I biglietti con embrioni appesi nei corridoi di una scuola superiore a Piacenza? "Una nefasta coincidenza". La preside, con una lettera alle famiglie, chiude il caso scoppiato giorni fa nel suo istituto. Perché quei foglietti con l'immagine di un feto e quelle frasi offensive ("Questo eri tu", "ho bisogno di afFETtO") erano stati interpetati come rivolti a una studentessa che era rientrata a scuola dopo un'interruzione di gravidanza.
La ragazza aveva denunciato la cosa per "far capire quanto sia importante la delicatezza nel trattare certi argomenti e difendere i diritti delle donne". Ed erano arrivate, sempre in forma anonima, pochi giorni dopo le scuse. Ma cosa è successo lo ricostruisce la dirigente scolastica nella missiva che la Libertà di Piacenza racconta oggi.
Nel mese di febbraio il docente di scienze - spiega la preside - ha affrontato l’argomento: la riproduzione umana. "Dopo la spiegazione di alcuni paragrafi, ha concordato l’inizio delle interrogazioni. Restavano da trattare i paragrafi sulla gravidanza e il parto, per i quali a distanza il docente ha chiesto alla classe di preparare tre cartelloni". Uno su gravidanza e parto, il secondo sul concepimento e i metodi anticoncezionali e il terzo sulle modificazioni ormonali della gravidanza e gli aspetti psicologici post-parto. "Nessun riferimento a temi inerenti l’aborto o la realizzazione dislogan antiabortisti" precisa la dirigente
L’insegnante ha poi chiesto di inviare su Classroom il materiale raccolto. Il sedici marzo una persona della classe ha pensato di affiggere materiale autoprodotto, da lei stessa ideato e costruito sulla falsariga del testo di una canzone che spopola su Tik Tok, cercando di riprodurre rime e ritmo. Con la collaborazione di alcuni compagni questi volantini sono stati affissi" in due corridoi.
E' scoppiato il caso, la scuola si è mossa con una indagine interna.
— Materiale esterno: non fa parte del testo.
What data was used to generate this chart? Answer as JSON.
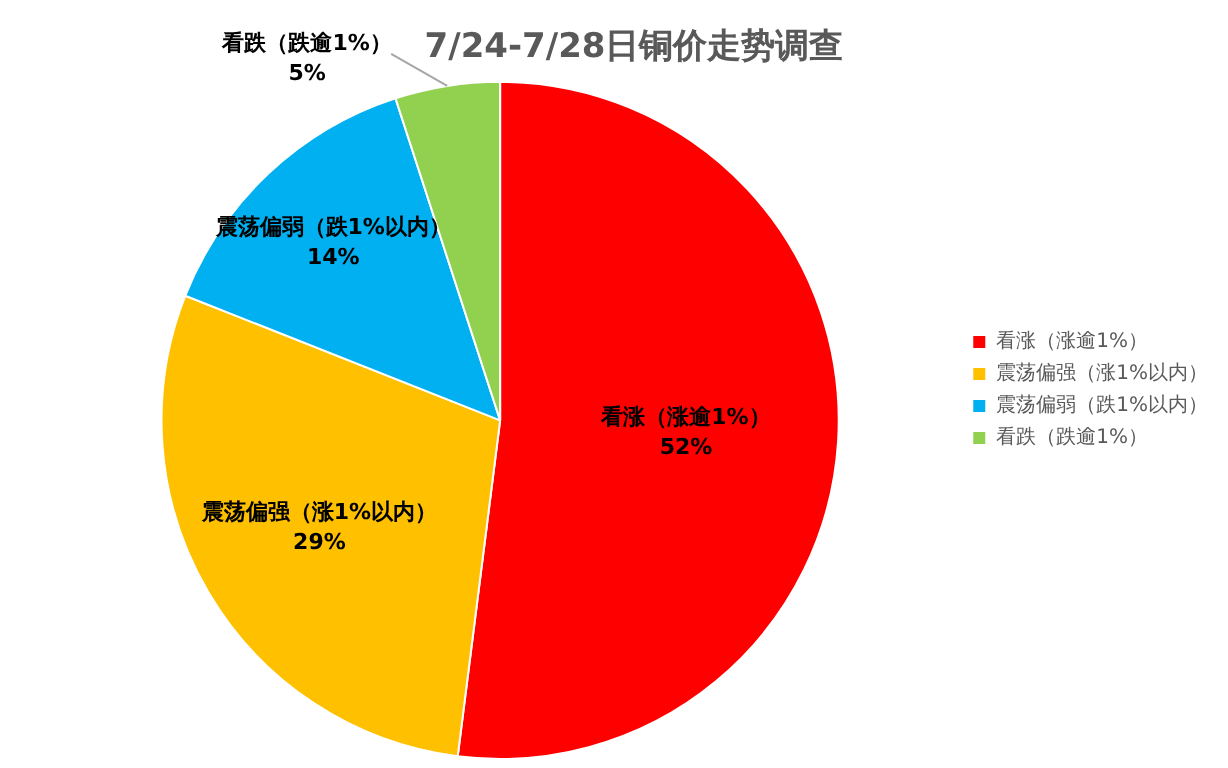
{
  "chart_data": {
    "type": "pie",
    "title": "7/24-7/28日铜价走势调查",
    "categories": [
      "看涨（涨逾1%）",
      "震荡偏强（涨1%以内）",
      "震荡偏弱（跌1%以内）",
      "看跌（跌逾1%）"
    ],
    "values": [
      52,
      29,
      14,
      5
    ],
    "colors": [
      "#ff0000",
      "#ffc000",
      "#00b0f0",
      "#92d050"
    ],
    "value_labels": [
      "52%",
      "29%",
      "14%",
      "5%"
    ],
    "legend": "right"
  }
}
La persona responsabile ha successivamente riferito che le sue intenzioni non erano quelle di manifestare un dissenso riguardo il diritto di aborto (benché a chiunque sia apparso tale) e che il gesto sia stato malinteso. "Non sapevo che un'alunna avesse interrotto una gravidanza", la giustificazione. Insomma, conclude la preside, "si pensa si sia trattato dunque di una nefastacoincidenza", un "drammatico equivoco".
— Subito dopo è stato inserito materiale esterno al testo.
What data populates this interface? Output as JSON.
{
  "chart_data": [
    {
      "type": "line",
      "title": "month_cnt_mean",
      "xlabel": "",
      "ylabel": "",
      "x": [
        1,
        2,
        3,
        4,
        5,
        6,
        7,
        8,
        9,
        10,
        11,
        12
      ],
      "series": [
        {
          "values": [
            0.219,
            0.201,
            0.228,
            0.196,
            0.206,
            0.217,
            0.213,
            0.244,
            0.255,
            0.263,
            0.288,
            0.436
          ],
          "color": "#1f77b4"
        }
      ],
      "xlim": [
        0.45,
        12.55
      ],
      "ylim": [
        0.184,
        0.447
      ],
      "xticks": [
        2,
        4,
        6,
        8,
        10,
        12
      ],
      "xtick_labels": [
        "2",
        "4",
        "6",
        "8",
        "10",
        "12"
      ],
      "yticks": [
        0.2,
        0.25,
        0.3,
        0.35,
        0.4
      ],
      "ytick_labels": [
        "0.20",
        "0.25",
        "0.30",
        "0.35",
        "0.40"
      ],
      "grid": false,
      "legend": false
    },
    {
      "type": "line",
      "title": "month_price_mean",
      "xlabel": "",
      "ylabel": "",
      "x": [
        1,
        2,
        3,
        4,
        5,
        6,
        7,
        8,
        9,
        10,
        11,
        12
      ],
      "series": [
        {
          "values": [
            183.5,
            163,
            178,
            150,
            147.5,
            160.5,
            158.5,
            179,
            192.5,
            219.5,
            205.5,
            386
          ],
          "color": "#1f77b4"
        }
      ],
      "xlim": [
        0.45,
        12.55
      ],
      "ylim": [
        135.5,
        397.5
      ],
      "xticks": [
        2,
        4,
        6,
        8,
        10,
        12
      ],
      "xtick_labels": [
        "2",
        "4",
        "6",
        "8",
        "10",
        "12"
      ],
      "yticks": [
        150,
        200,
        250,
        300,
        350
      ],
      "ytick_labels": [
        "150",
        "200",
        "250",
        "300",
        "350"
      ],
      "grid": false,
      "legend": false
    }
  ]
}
La dirigente, che ricorda il regolamento in cui si vieta l'affissione di materiale sui muri della scuola, trae anche le conclusioni da punto di vista educativo: cosa ci insegna quanto accaduto? Intanto che "in un luogo istituzionale, come è la scuola, è necessario astenersi da iniziative autonome non concordate con i docenti poiché possono risultare lesive della sensibilità altrui", che "l’uso indiscriminato dei social è negativo" e che "ogni azione, anche se non compiuta a fin di male, può avere conseguenze che male fanno". E di male ne hanno fatto a una ragazza che, con grande maturità, non ha voluto che venisse reso pubblico il/la colpevole, ma che tutto questo diventasse occasione di dibattito e di confronto.
"Ma più di tutto questa storia ci ha ancora una volta insegnato che la parola, così bella ricca e potente, può essere veicolata in tanti modi - conclude la preside - che però abbiamo verificato di non saper ben maneggiare (adulti compresi). E così siamo scaduti nell’automatismo che tende a livellare l’espressione sulle formule più generiche, anonime, astratte e per questo estremamente e maldestramente equivocabili. Un’occasione imperdibile per rimetterci al lavoro".